Retaining data that is ‘general and indiscriminate’ is illegal under EU law, Europe’s highest court has ruled in a case brought by Brexit secretary David Davis while a backbencher and Labour deputy leader Tom Watson.
In a judgment handed down today, the Court of Justice of the European Union said only targeted interception of 'traffic' and location data in order to combat serious crime is justified, and not general collection of data.
According to the court: ‘It is open to member states to make provision, as a preventive measure, for targeted retention of that data solely for the purpose of fighting serious crime and is limited to what is strictly necessary.’
The case stemmed from a challenge brought by Davis when he was a backbencher. He was supported by Watson, who is now Labour’s deputy leader.
It questioned the legality of bulk interception of call records and online messages.
Davis and Watson won a High Court ruling on the issue in July last year prompting the government to appeal against the decision.
Davis dropped out of the case after being appointed to the government earlier this year.
The judgment ordered that section 1 of the Data Retention and Investigatory Powers Act 2014 be disapplied.

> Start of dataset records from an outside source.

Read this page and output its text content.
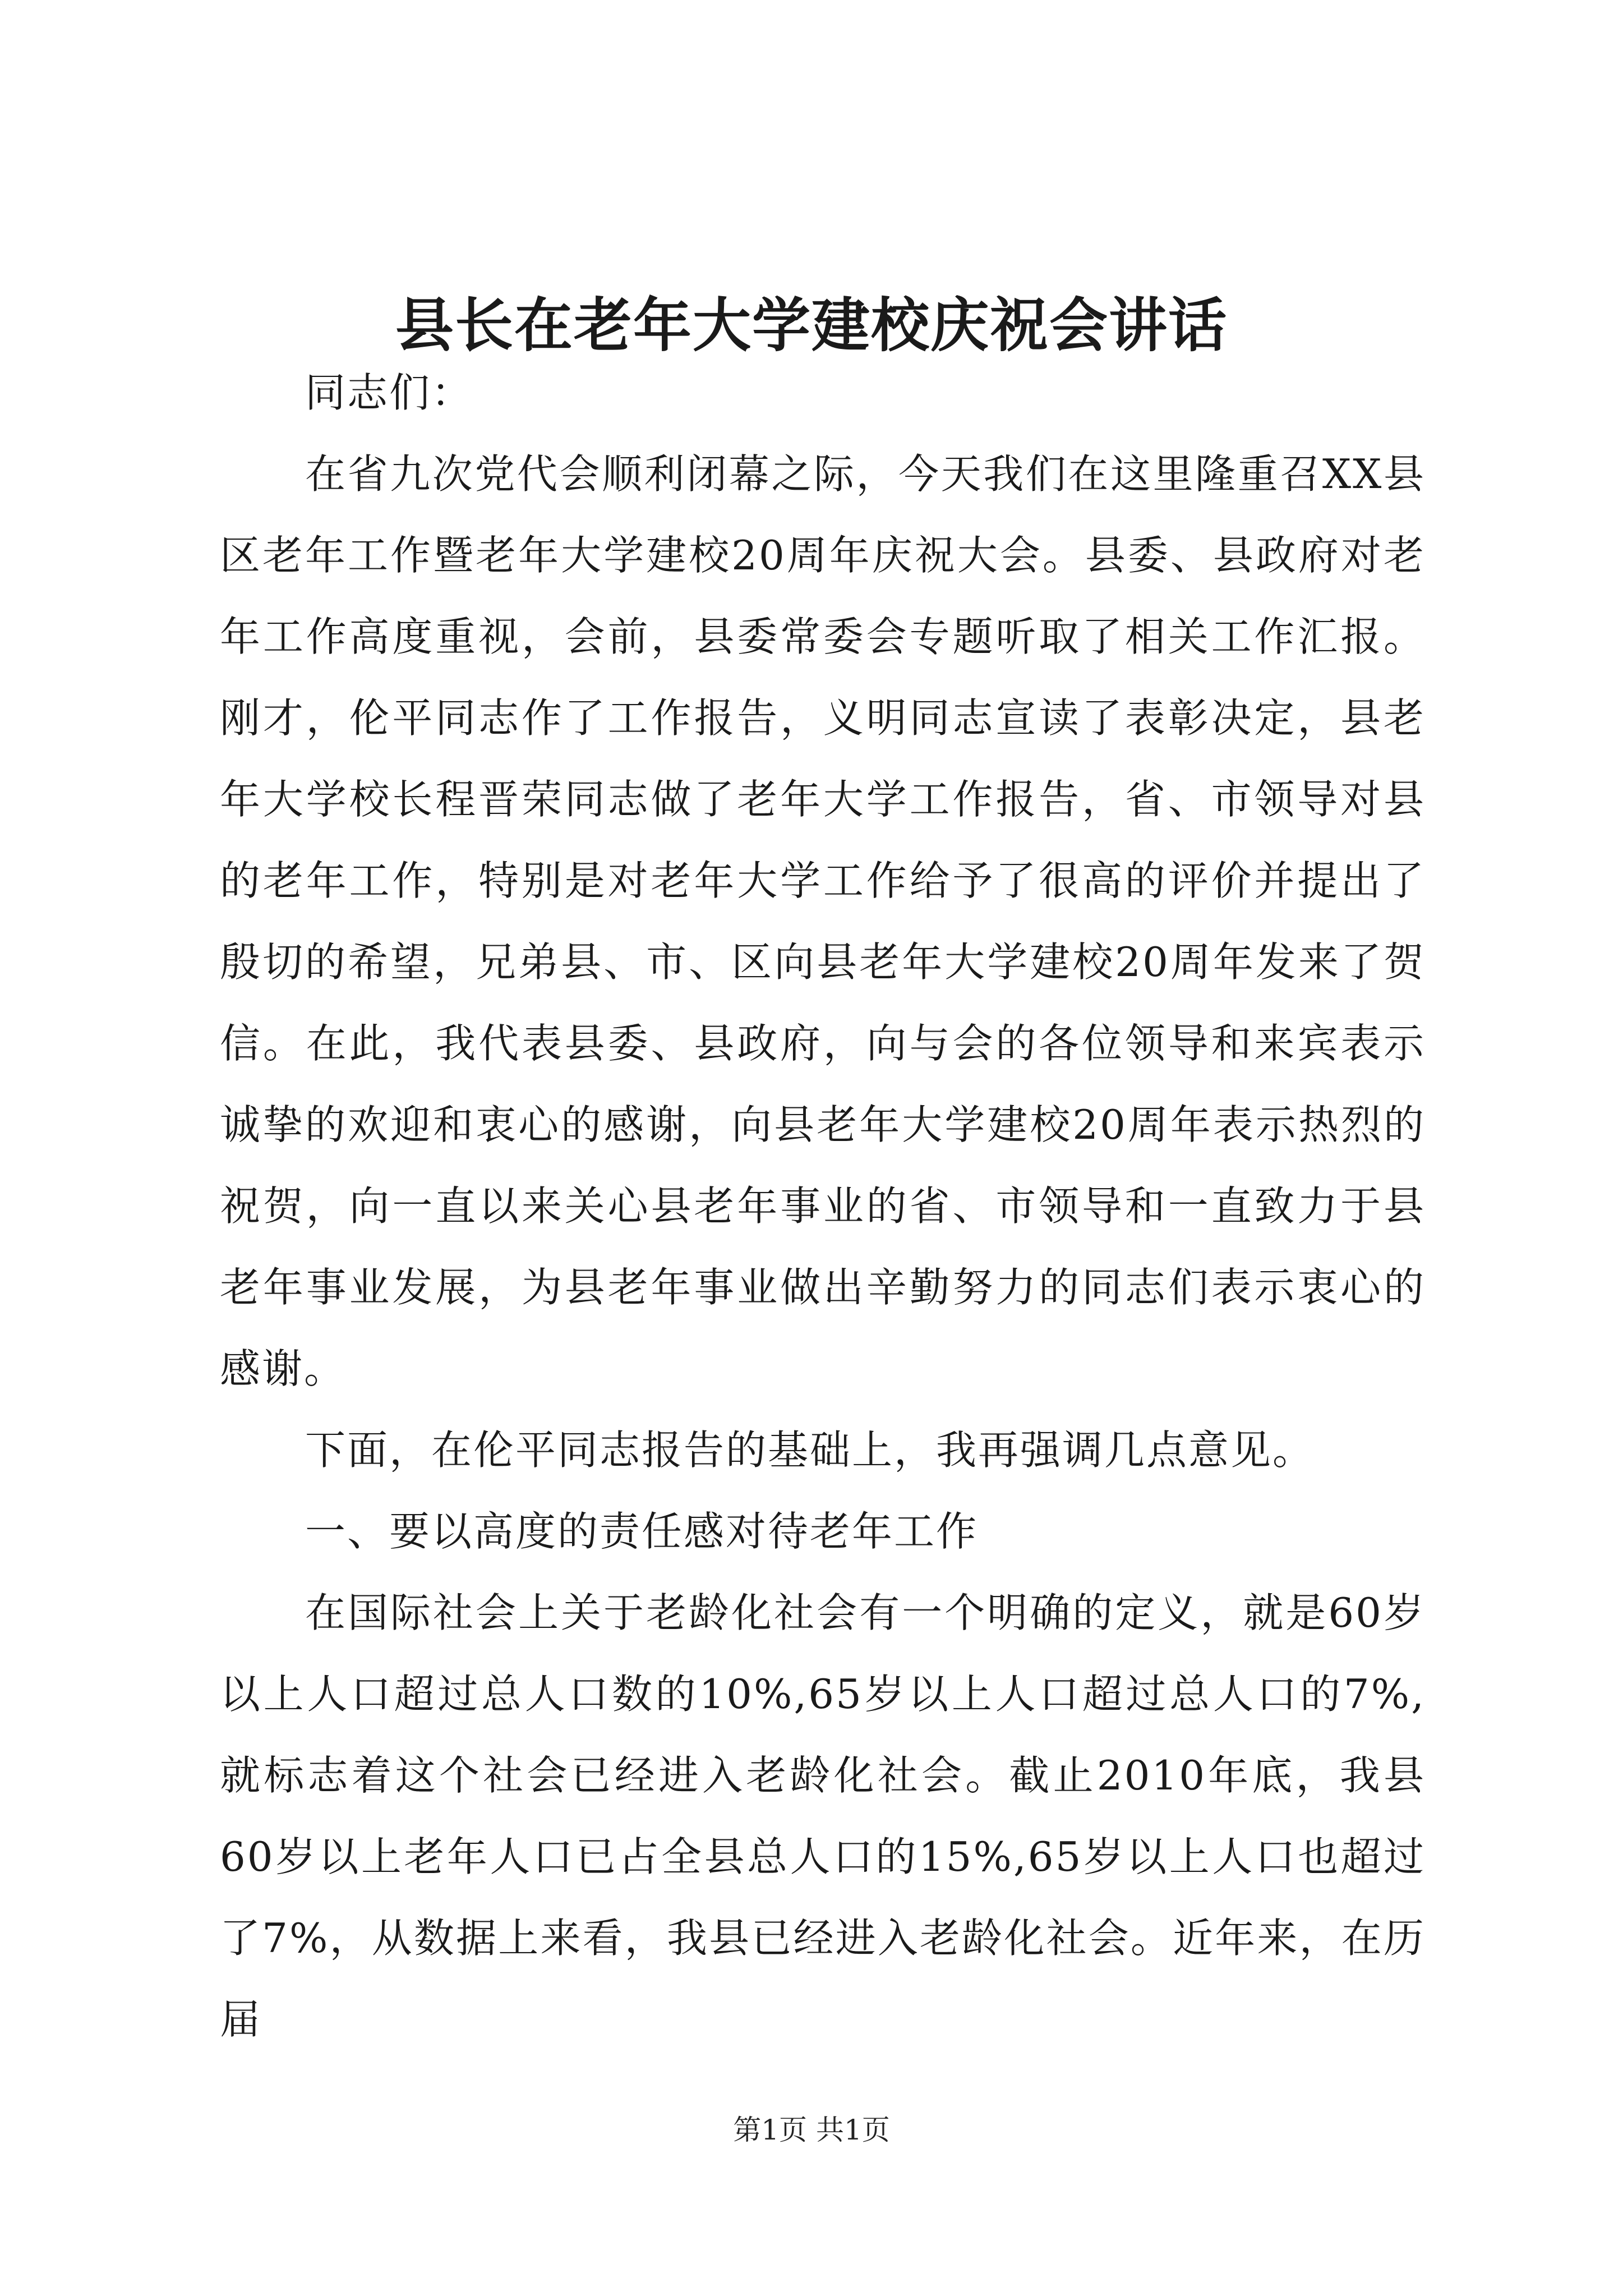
县长在老年大学建校庆祝会讲话

同志们：

在省九次党代会顺利闭幕之际，今天我们在这里隆重召XX县区老年工作暨老年大学建校20周年庆祝大会。县委、县政府对老年工作高度重视，会前，县委常委会专题听取了相关工作汇报。刚才，伦平同志作了工作报告，义明同志宣读了表彰决定，县老年大学校长程晋荣同志做了老年大学工作报告，省、市领导对县的老年工作，特别是对老年大学工作给予了很高的评价并提出了殷切的希望，兄弟县、市、区向县老年大学建校20周年发来了贺信。在此，我代表县委、县政府，向与会的各位领导和来宾表示诚挚的欢迎和衷心的感谢，向县老年大学建校20周年表示热烈的祝贺，向一直以来关心县老年事业的省、市领导和一直致力于县老年事业发展，为县老年事业做出辛勤努力的同志们表示衷心的感谢。

下面，在伦平同志报告的基础上，我再强调几点意见。

一、要以高度的责任感对待老年工作

在国际社会上关于老龄化社会有一个明确的定义，就是60岁以上人口超过总人口数的10%,65岁以上人口超过总人口的7%,就标志着这个社会已经进入老龄化社会。截止2010年底，我县60岁以上老年人口已占全县总人口的15%,65岁以上人口也超过了7%，从数据上来看，我县已经进入老龄化社会。近年来，在历届

第1页 共1页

DRIPA has since been replaced by the Investigatory Powers Act, which has been dubbed the ‘snooper’s charter’ by critics.
Both The Law Society and civil rights group Liberty backed the MPs’ cause.
In its judgment the court said: ‘The fact that the data is retained without the users of electronic communications services being informed of the fact is likely to cause the persons concerned to feel that their private lives are the subject of constant surveillance.
‘Consequently, only the objective of fighting serious crime is capable of justifying such interference.’